Беззвучно ударившись о прозрачное зеркальное стекло, он действительно раскололся на части и разлетелся по комнате, распавшись на мириады тонких стрел-лучиков, — и они озорными солнечными зайчиками — мягкими, бархатистыми, шелковистыми — бросились в рассыпную, словно непоседливая стайка мальчишек, выскочившая на улицу после окончания длинных уроков…

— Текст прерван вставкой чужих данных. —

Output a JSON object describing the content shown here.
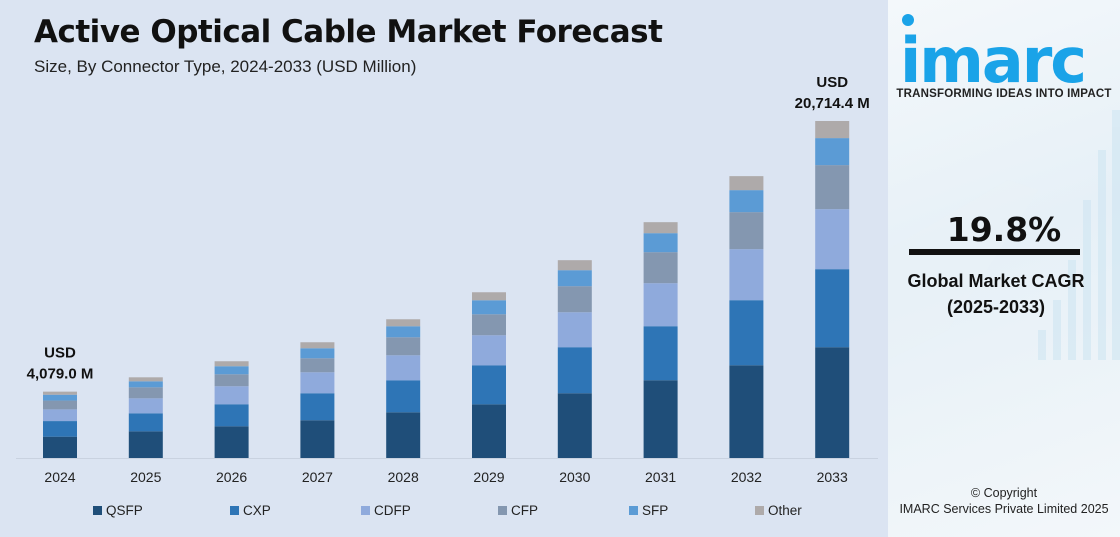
{
  "header": {
    "title": "Active Optical Cable Market Forecast",
    "subtitle": "Size, By Connector Type, 2024-2033 (USD Million)"
  },
  "chart_data": {
    "type": "bar",
    "stacked": true,
    "categories": [
      "2024",
      "2025",
      "2026",
      "2027",
      "2028",
      "2029",
      "2030",
      "2031",
      "2032",
      "2033"
    ],
    "series": [
      {
        "name": "QSFP",
        "color": "#1f4e79",
        "values": [
          1310,
          1640,
          1950,
          2320,
          2810,
          3300,
          3980,
          4780,
          5700,
          6810
        ]
      },
      {
        "name": "CXP",
        "color": "#2e75b6",
        "values": [
          960,
          1107,
          1353,
          1660,
          1968,
          2400,
          2830,
          3320,
          4000,
          4797
        ]
      },
      {
        "name": "CDFP",
        "color": "#8faadc",
        "values": [
          720,
          922,
          1107,
          1290,
          1537,
          1845,
          2150,
          2645,
          3137,
          3690
        ]
      },
      {
        "name": "CFP",
        "color": "#8497b0",
        "values": [
          540,
          676,
          738,
          861,
          1107,
          1290,
          1600,
          1906,
          2275,
          2706
        ]
      },
      {
        "name": "SFP",
        "color": "#5b9bd5",
        "values": [
          360,
          369,
          492,
          615,
          676,
          861,
          984,
          1168,
          1353,
          1660
        ]
      },
      {
        "name": "Other",
        "color": "#aeaaaa",
        "values": [
          189,
          246,
          307,
          369,
          430,
          492,
          615,
          677,
          861,
          1051
        ]
      }
    ],
    "annotations": [
      {
        "category": "2024",
        "line1": "USD",
        "line2": "4,079.0 M"
      },
      {
        "category": "2033",
        "line1": "USD",
        "line2": "20,714.4 M"
      }
    ],
    "ylim": [
      0,
      20714.4
    ],
    "grid": false,
    "legend": "bottom"
  },
  "sidebar": {
    "logo_text": "imarc",
    "tagline": "TRANSFORMING IDEAS INTO IMPACT",
    "cagr_value": "19.8%",
    "cagr_label": "Global Market CAGR",
    "cagr_period": "(2025-2033)",
    "copyright": "© Copyright",
    "company": "IMARC Services Private Limited 2025",
    "brand_color": "#1aa3e8"
  }
}
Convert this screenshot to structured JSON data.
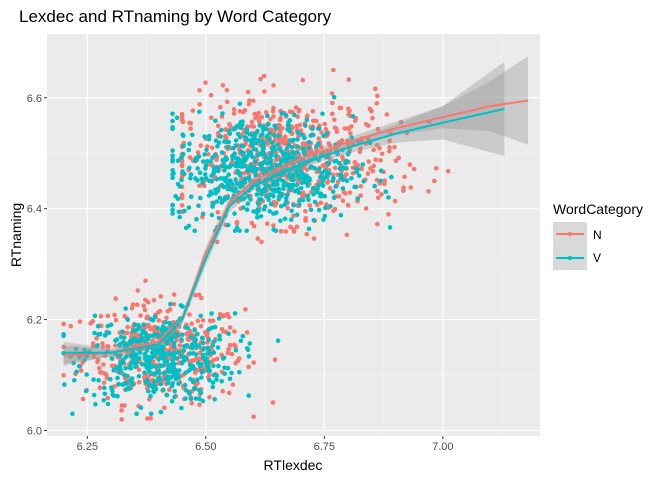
{
  "chart_data": {
    "type": "scatter",
    "title": "Lexdec and RTnaming by Word Category",
    "xlabel": "RTlexdec",
    "ylabel": "RTnaming",
    "xlim": [
      6.165,
      7.205
    ],
    "ylim": [
      5.99,
      6.715
    ],
    "x_ticks": [
      "6.25",
      "6.50",
      "6.75",
      "7.00"
    ],
    "x_tick_values": [
      6.25,
      6.5,
      6.75,
      7.0
    ],
    "y_ticks": [
      "6.0",
      "6.2",
      "6.4",
      "6.6"
    ],
    "y_tick_values": [
      6.0,
      6.2,
      6.4,
      6.6
    ],
    "grid": true,
    "legend": {
      "title": "WordCategory",
      "position": "right",
      "entries": [
        "N",
        "V"
      ]
    },
    "colors": {
      "N": "#f8766d",
      "V": "#00bfc4",
      "panel": "#ebebeb",
      "grid": "#ffffff",
      "ribbon": "#999999"
    },
    "clusters": [
      {
        "series": "N",
        "n": 420,
        "cx": 6.41,
        "cy": 6.14,
        "sx": 0.085,
        "sy": 0.045,
        "xmin": 6.2,
        "xmax": 6.82,
        "ymin": 6.02,
        "ymax": 6.27
      },
      {
        "series": "V",
        "n": 420,
        "cx": 6.4,
        "cy": 6.13,
        "sx": 0.08,
        "sy": 0.04,
        "xmin": 6.2,
        "xmax": 6.78,
        "ymin": 6.03,
        "ymax": 6.26
      },
      {
        "series": "N",
        "n": 650,
        "cx": 6.67,
        "cy": 6.49,
        "sx": 0.115,
        "sy": 0.055,
        "xmin": 6.45,
        "xmax": 7.18,
        "ymin": 6.34,
        "ymax": 6.7
      },
      {
        "series": "V",
        "n": 620,
        "cx": 6.62,
        "cy": 6.47,
        "sx": 0.095,
        "sy": 0.048,
        "xmin": 6.43,
        "xmax": 7.1,
        "ymin": 6.36,
        "ymax": 6.68
      }
    ],
    "series": [
      {
        "name": "N",
        "smooth_x": [
          6.2,
          6.3,
          6.4,
          6.45,
          6.5,
          6.55,
          6.6,
          6.7,
          6.8,
          6.9,
          7.0,
          7.1,
          7.18
        ],
        "smooth_y": [
          6.135,
          6.14,
          6.16,
          6.2,
          6.32,
          6.41,
          6.45,
          6.49,
          6.52,
          6.545,
          6.565,
          6.585,
          6.595
        ],
        "band": [
          0.018,
          0.006,
          0.006,
          0.008,
          0.012,
          0.01,
          0.006,
          0.006,
          0.008,
          0.012,
          0.02,
          0.045,
          0.08
        ]
      },
      {
        "name": "V",
        "smooth_x": [
          6.2,
          6.3,
          6.4,
          6.45,
          6.5,
          6.55,
          6.6,
          6.7,
          6.8,
          6.9,
          7.0,
          7.13
        ],
        "smooth_y": [
          6.14,
          6.14,
          6.155,
          6.2,
          6.31,
          6.405,
          6.44,
          6.48,
          6.51,
          6.535,
          6.555,
          6.58
        ],
        "band": [
          0.02,
          0.007,
          0.007,
          0.009,
          0.013,
          0.011,
          0.007,
          0.007,
          0.01,
          0.016,
          0.03,
          0.085
        ]
      }
    ]
  }
}
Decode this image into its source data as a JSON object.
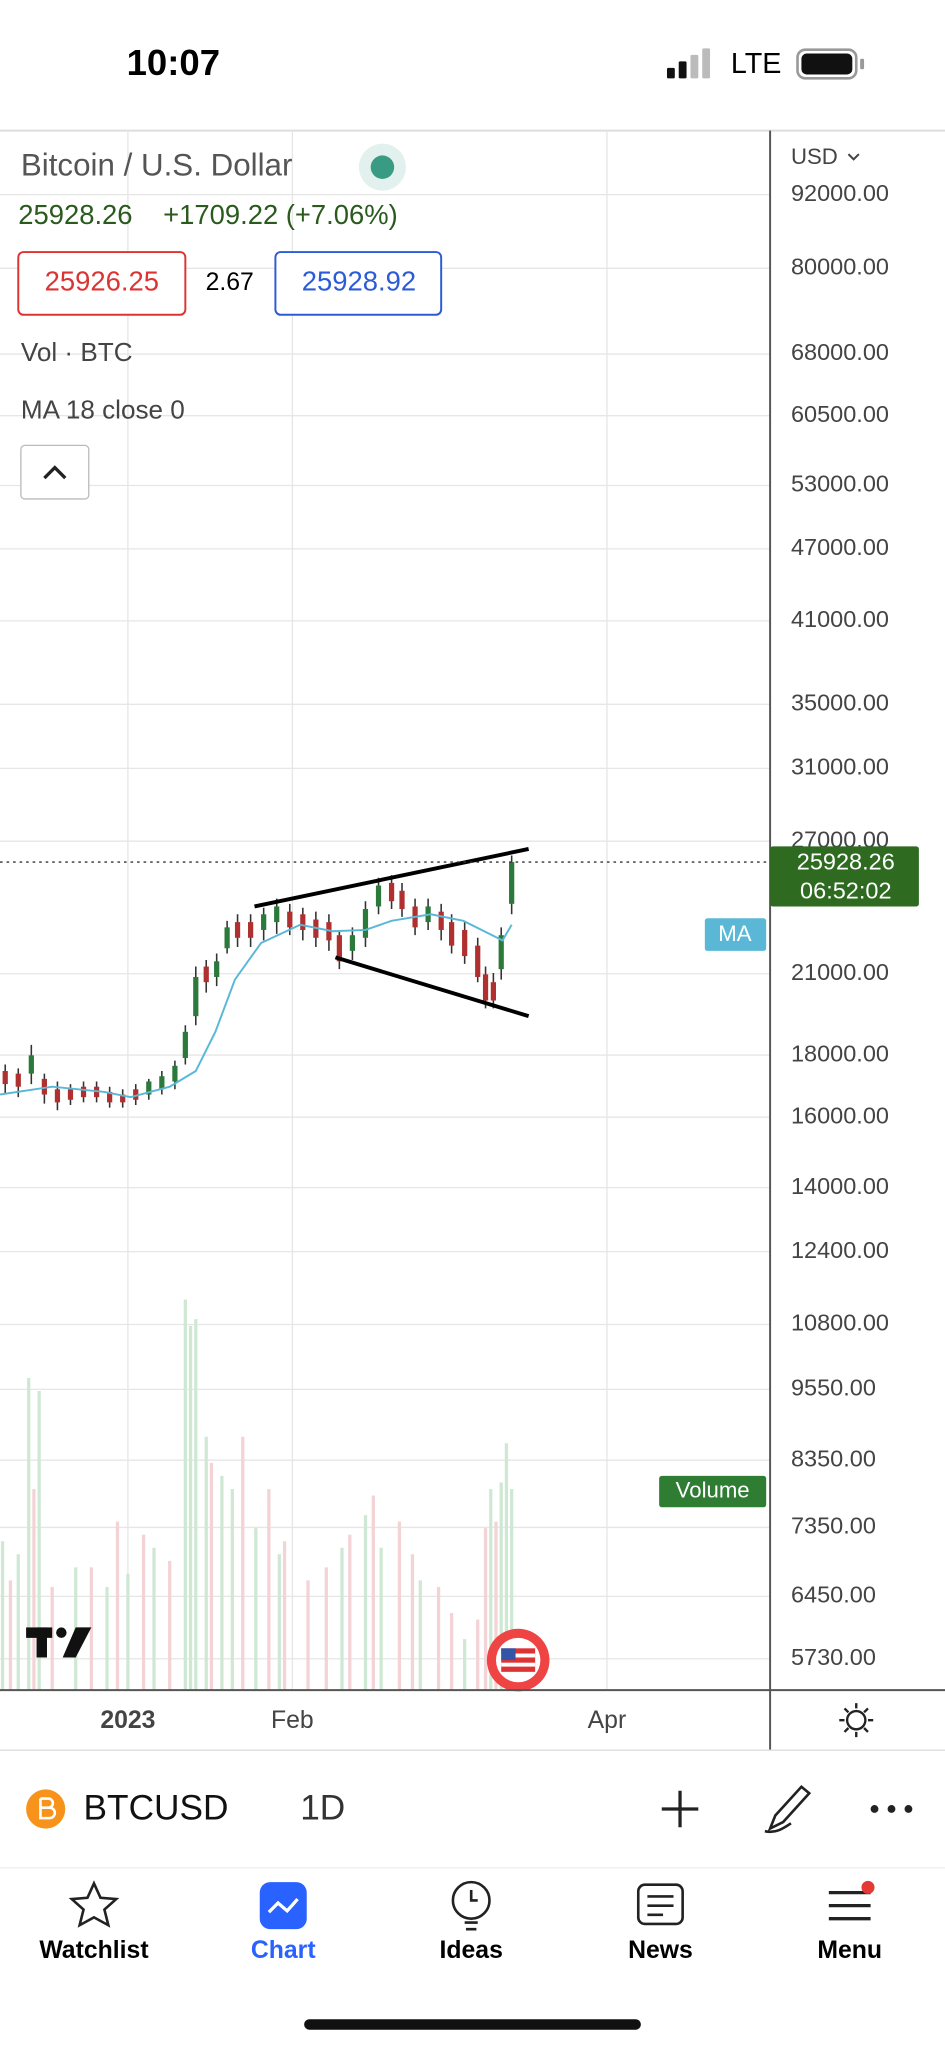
{
  "status_bar": {
    "time": "10:07",
    "network": "LTE"
  },
  "symbol_header": {
    "title": "Bitcoin / U.S. Dollar",
    "last_price": "25928.26",
    "change": "+1709.22 (+7.06%)",
    "bid": "25926.25",
    "spread": "2.67",
    "ask": "25928.92"
  },
  "indicators": [
    "Vol · BTC",
    "MA 18 close 0"
  ],
  "price_axis": {
    "currency": "USD",
    "ticks": [
      {
        "value": 92000,
        "label": "92000.00"
      },
      {
        "value": 80000,
        "label": "80000.00"
      },
      {
        "value": 68000,
        "label": "68000.00"
      },
      {
        "value": 60500,
        "label": "60500.00"
      },
      {
        "value": 53000,
        "label": "53000.00"
      },
      {
        "value": 47000,
        "label": "47000.00"
      },
      {
        "value": 41000,
        "label": "41000.00"
      },
      {
        "value": 35000,
        "label": "35000.00"
      },
      {
        "value": 31000,
        "label": "31000.00"
      },
      {
        "value": 27000,
        "label": "27000.00"
      },
      {
        "value": 21000,
        "label": "21000.00"
      },
      {
        "value": 18000,
        "label": "18000.00"
      },
      {
        "value": 16000,
        "label": "16000.00"
      },
      {
        "value": 14000,
        "label": "14000.00"
      },
      {
        "value": 12400,
        "label": "12400.00"
      },
      {
        "value": 10800,
        "label": "10800.00"
      },
      {
        "value": 9550,
        "label": "9550.00"
      },
      {
        "value": 8350,
        "label": "8350.00"
      },
      {
        "value": 7350,
        "label": "7350.00"
      },
      {
        "value": 6450,
        "label": "6450.00"
      },
      {
        "value": 5730,
        "label": "5730.00"
      }
    ]
  },
  "price_badge": {
    "price": "25928.26",
    "countdown": "06:52:02"
  },
  "chart_labels": {
    "ma": "MA",
    "volume": "Volume"
  },
  "time_axis": [
    "2023",
    "Feb",
    "Apr"
  ],
  "toolbar": {
    "symbol": "BTCUSD",
    "interval": "1D"
  },
  "tab_bar": [
    "Watchlist",
    "Chart",
    "Ideas",
    "News",
    "Menu"
  ]
}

И в неуловимо-короткий миг небольшое пространство комнаты наполнило то светлое и чистое, почти прозрачное дыхание первородной утренней свежести, которое можно ощутить, если проснёшься вместе с восходом солнца и застанешь пробуждение жизни после долгого ночного сна, когда вот такие озорные лучики утреннего солнца пронзают уже размытые, потерявшие чугунную ночную густоту и телесную плотность рваные, как клочья бумаги, куски бесцветной предрассветной тьмы, и она трусливо прячется в тесные неуютные щели…
Один солнечный зайчик, более шустрый и непоседливый, чем его товарищи, а оттого снедаемый любопытством, стремглав пронёсся по высокому потолку, изрезанному густой сетью чёрных старческих морщин, похожих на марсианские каналы, если их рассматривать в телескоп. И, задорно усевшись на игравшем разноцветьем радуг отражёнными от зеркала солнечными бликами светло-зелёном плафоне, бросил вниз искрящийся детским озорством взгляд.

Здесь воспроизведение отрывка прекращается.